Pelantikan pada hari ini berdasarkan Keputusan Presiden RI Nomor 6/P Tahun 2021 tentang pengangkatan keanggotaan Dewan Pengawas Lembaga Pengelola Investasi.

“Dengan rahmat Tuhan Yang Maha Esa, Presiden RI menimbang dan seterusnya, mengingat dan seterusnya, memutuskan menetapkan dan seterusnya, satu mengangkat dalam keanggotaan Dewan Pengawas Lembaga Pengelola Investasi,” seperti tertulis dalam Kepres tersebut yang dibacakan Sekretaris Kementerian Sekretariat Negara Setya Utama.

Baca juga: Sri Mulyani Pilih Konglomerat Jadi Dewas SWF, Begini Alasannya

Kelima anggota Dewan Pengawas LPI yang dilantik pada Rabu ini adalah ;

1. Menteri Keuangan sebagai ketua merangkap anggota

2. Menteri BUMN sebagai anggota

3. Darwin Cyril Noerhadi sebagai anggota

4. Yozua Makes sebagai anggota

5. Haryanto Sahari sebagai anggota.

Setelah pembacaan isi Kepres, Presiden Jokowi kemudian mengambil sumpah jabatan keanggotaan Dewan Pengawas LPI.

Perlu diketahui ketiga dari lima nama tersebut adalah Darwin Cyril Noerhadi, Haryanto Sahari dan Yozua Makes. Mereka dikenal sebagai jajaran konglomerat Indonesia.

Berikut profile ketiga Dewas SWF tersebut:

1. Yozua Makes adalah seorang pengacara sukses yang sudah eksis selama 30 tahun di bidang Corporate Finance. Ia juga pengusaha yang membangun brand Plataran (Bisnis Perhotelan) pada 2009.

2. Darwin Cyril Noerhadi adalah Komisaris Utama (Independen) PT Mandiri Sekuritas, Komisaris (Independen) PT Austindo Nusantara Jaya Tbk, dan Direktur Utama/Senior Managing Director Creador Indonesia. Ia juga Komisaris di RS Hermina.

Sebelumnya, Darwin menjabat sebagai Managing Director/CFO PT Medco Energi Internasional Tbk, Partner PricewaterhouseCoopers Indonesia – Corporate Finance, Direktur Utama PT Bursa Efek Jakarta, Direktur Utama PT KDEI, dan Executive Director PT Danareksa.

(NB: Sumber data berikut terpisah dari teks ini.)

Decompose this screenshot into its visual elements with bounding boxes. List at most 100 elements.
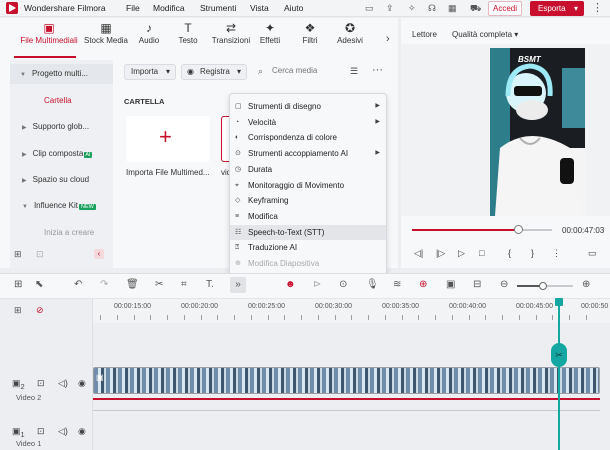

Ia meraih gelar Doktor di bidang Strategic Management (cum laude) dari Universitas Indonesia, MBA bidang Keuangan dan Ekonomi dari University of Houston, dan Sarjana Teknik dari Institut Teknologi Bandung.

3. Haryanto Sahari adalah Komisaris Independen Bank Permata. Ia lulusan Ekonomi dari Universitas Indonesia pada tahun 1982.

Saat ini, Haryanto Sahari menjabat sebagai Presiden Komisaris PT Bukit Barisan Indah Prima sejak September 2011, Anggota Komite Audit di Universitas Indonesia sejak November 2016 dan PT Unilever, Tbk. sejak Oktober 2016.

Acara pelantikan ditutup dengan menyanyikan lagu kebangsaan Indonesia Raya.